Perdana Menteri Paetongtarn Shinawatra menyatakan bahwa inisiatif ini diharapkan bisa memacu pariwisata, membuka lapangan pekerjaan baru, serta meningkatkan investasi. Berdasarkan rencana pemerintah, undang-undang ini akan mengatur kegiatan perjudian di kompleks hiburan berskala besar.
Sebelumnya, kasino dan sebagian besar bentuk perjudian dianggap ilegal di Thailand, meskipun taruhan sepak bola dan lotre sangat digemari. Satu-satunya jenis perjudian yang diizinkan adalah pacuan kuda yang dikelola negara.
Di sisi lain, beberapa negara ASEAN seperti Kamboja, Singapura, Filipina, Laos, dan Myanmar telah mendapatkan keuntungan besar dari keberadaan kompleks kasino besar. Pemerintah Thailand berpendapat bahwa ketiadaan kasino legal menyebabkan hilangnya potensi pendapatan dan pariwisata.
Sektor pariwisata adalah salah satu motor utama ekonomi Thailand. Negara ini memperkirakan bahwa jumlah wisatawan akan mencapai angka tertinggi dalam beberapa tahun ke depan.

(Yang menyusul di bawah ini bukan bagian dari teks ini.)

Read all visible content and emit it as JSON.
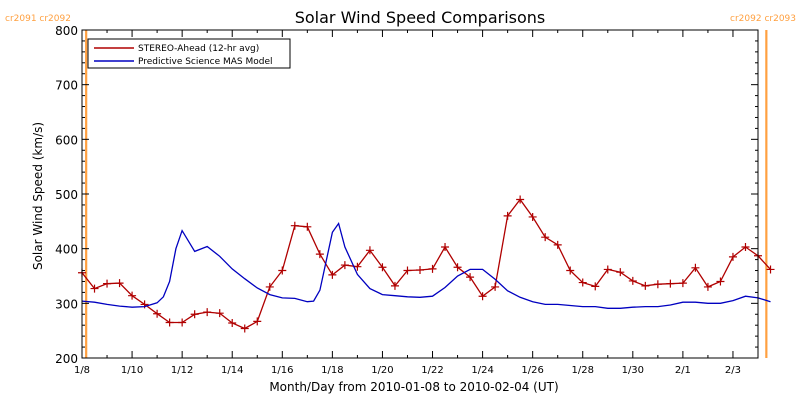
{
  "chart_data": {
    "type": "line",
    "title": "Solar Wind Speed Comparisons",
    "xlabel": "Month/Day from 2010-01-08 to 2010-02-04 (UT)",
    "ylabel": "Solar Wind Speed (km/s)",
    "ylim": [
      200,
      800
    ],
    "xlim": [
      "2010-01-08",
      "2010-02-04"
    ],
    "y_ticks": [
      200,
      300,
      400,
      500,
      600,
      700,
      800
    ],
    "y_tick_labels": [
      "200",
      "300",
      "400",
      "500",
      "600",
      "700",
      "800"
    ],
    "x_ticks": [
      "2010-01-08",
      "2010-01-10",
      "2010-01-12",
      "2010-01-14",
      "2010-01-16",
      "2010-01-18",
      "2010-01-20",
      "2010-01-22",
      "2010-01-24",
      "2010-01-26",
      "2010-01-28",
      "2010-01-30",
      "2010-02-01",
      "2010-02-03"
    ],
    "x_tick_labels": [
      "1/8",
      "1/10",
      "1/12",
      "1/14",
      "1/16",
      "1/18",
      "1/20",
      "1/22",
      "1/24",
      "1/26",
      "1/28",
      "1/30",
      "2/1",
      "2/3"
    ],
    "legend_position": "top-left",
    "series": [
      {
        "name": "STEREO-Ahead (12-hr avg)",
        "color": "#b00000",
        "marker": "plus",
        "x": [
          "2010-01-08 00:00",
          "2010-01-08 12:00",
          "2010-01-09 00:00",
          "2010-01-09 12:00",
          "2010-01-10 00:00",
          "2010-01-10 12:00",
          "2010-01-11 00:00",
          "2010-01-11 12:00",
          "2010-01-12 00:00",
          "2010-01-12 12:00",
          "2010-01-13 00:00",
          "2010-01-13 12:00",
          "2010-01-14 00:00",
          "2010-01-14 12:00",
          "2010-01-15 00:00",
          "2010-01-15 12:00",
          "2010-01-16 00:00",
          "2010-01-16 12:00",
          "2010-01-17 00:00",
          "2010-01-17 12:00",
          "2010-01-18 00:00",
          "2010-01-18 12:00",
          "2010-01-19 00:00",
          "2010-01-19 12:00",
          "2010-01-20 00:00",
          "2010-01-20 12:00",
          "2010-01-21 00:00",
          "2010-01-21 12:00",
          "2010-01-22 00:00",
          "2010-01-22 12:00",
          "2010-01-23 00:00",
          "2010-01-23 12:00",
          "2010-01-24 00:00",
          "2010-01-24 12:00",
          "2010-01-25 00:00",
          "2010-01-25 12:00",
          "2010-01-26 00:00",
          "2010-01-26 12:00",
          "2010-01-27 00:00",
          "2010-01-27 12:00",
          "2010-01-28 00:00",
          "2010-01-28 12:00",
          "2010-01-29 00:00",
          "2010-01-29 12:00",
          "2010-01-30 00:00",
          "2010-01-30 12:00",
          "2010-01-31 00:00",
          "2010-01-31 12:00",
          "2010-02-01 00:00",
          "2010-02-01 12:00",
          "2010-02-02 00:00",
          "2010-02-02 12:00",
          "2010-02-03 00:00",
          "2010-02-03 12:00",
          "2010-02-04 00:00",
          "2010-02-04 12:00"
        ],
        "y": [
          356,
          327,
          336,
          337,
          314,
          298,
          281,
          265,
          265,
          280,
          284,
          282,
          264,
          254,
          267,
          330,
          360,
          442,
          440,
          390,
          352,
          370,
          367,
          397,
          366,
          332,
          360,
          361,
          363,
          403,
          366,
          348,
          313,
          330,
          460,
          490,
          458,
          421,
          407,
          360,
          338,
          331,
          362,
          357,
          341,
          332,
          335,
          336,
          337,
          365,
          330,
          340,
          385,
          403,
          387,
          362
        ]
      },
      {
        "name": "Predictive Science MAS Model",
        "color": "#0000c0",
        "marker": "none",
        "x": [
          "2010-01-08 00:00",
          "2010-01-08 12:00",
          "2010-01-09 00:00",
          "2010-01-09 12:00",
          "2010-01-10 00:00",
          "2010-01-10 12:00",
          "2010-01-11 00:00",
          "2010-01-11 06:00",
          "2010-01-11 12:00",
          "2010-01-11 18:00",
          "2010-01-12 00:00",
          "2010-01-12 12:00",
          "2010-01-13 00:00",
          "2010-01-13 12:00",
          "2010-01-14 00:00",
          "2010-01-14 12:00",
          "2010-01-15 00:00",
          "2010-01-15 12:00",
          "2010-01-16 00:00",
          "2010-01-16 12:00",
          "2010-01-17 00:00",
          "2010-01-17 06:00",
          "2010-01-17 12:00",
          "2010-01-18 00:00",
          "2010-01-18 06:00",
          "2010-01-18 12:00",
          "2010-01-19 00:00",
          "2010-01-19 12:00",
          "2010-01-20 00:00",
          "2010-01-20 12:00",
          "2010-01-21 00:00",
          "2010-01-21 12:00",
          "2010-01-22 00:00",
          "2010-01-22 12:00",
          "2010-01-23 00:00",
          "2010-01-23 12:00",
          "2010-01-24 00:00",
          "2010-01-24 12:00",
          "2010-01-25 00:00",
          "2010-01-25 12:00",
          "2010-01-26 00:00",
          "2010-01-26 12:00",
          "2010-01-27 00:00",
          "2010-01-27 12:00",
          "2010-01-28 00:00",
          "2010-01-28 12:00",
          "2010-01-29 00:00",
          "2010-01-29 12:00",
          "2010-01-30 00:00",
          "2010-01-30 12:00",
          "2010-01-31 00:00",
          "2010-01-31 12:00",
          "2010-02-01 00:00",
          "2010-02-01 12:00",
          "2010-02-02 00:00",
          "2010-02-02 12:00",
          "2010-02-03 00:00",
          "2010-02-03 12:00",
          "2010-02-04 00:00",
          "2010-02-04 12:00"
        ],
        "y": [
          304,
          302,
          298,
          295,
          293,
          294,
          301,
          312,
          340,
          400,
          433,
          395,
          404,
          386,
          363,
          345,
          328,
          316,
          310,
          309,
          303,
          304,
          324,
          430,
          446,
          403,
          353,
          327,
          316,
          314,
          312,
          311,
          313,
          329,
          350,
          362,
          362,
          344,
          323,
          311,
          303,
          298,
          298,
          296,
          294,
          294,
          291,
          291,
          293,
          294,
          294,
          297,
          302,
          302,
          300,
          300,
          305,
          313,
          310,
          303
        ]
      }
    ],
    "vertical_markers": [
      {
        "x": "2010-01-08 04:00",
        "label": "cr2091 cr2092",
        "color": "#ffa040",
        "label_position": "top-left"
      },
      {
        "x": "2010-02-04 08:00",
        "label": "cr2092 cr2093",
        "color": "#ffa040",
        "label_position": "top-right"
      }
    ]
  }
}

Menurut Paetongtarn, legalisasi perjudian akan melindungi masyarakat dan mampu meningkatkan pendapatan negara. Meski demikian, setiap upaya untuk melegalkan dan mengatur perjudian selalu menghadapi tantangan dari kalangan konservatif di negara yang mayoritas penduduknya beragama Buddha tersebut.
Wakil Menteri Keuangan Julapun Amornvivat menyatakan bahwa kebijakan ini berpotensi meningkatkan jumlah wisatawan mancanegara sebesar 5% hingga 10%, serta meningkatkan pendapatan pariwisata antara 120 miliar baht hingga 220 miliar baht. Selain itu, kebijakan ini diperkirakan akan menciptakan 9.000 hingga 15.000 lapangan pekerjaan baru.
Pendukung utama legalisasi perjudian ini adalah mantan perdana menteri miliarder Thaksin Shinawatra, ayah Paetongtarn, yang merupakan tokoh berpengaruh dalam partai yang saat ini berkuasa.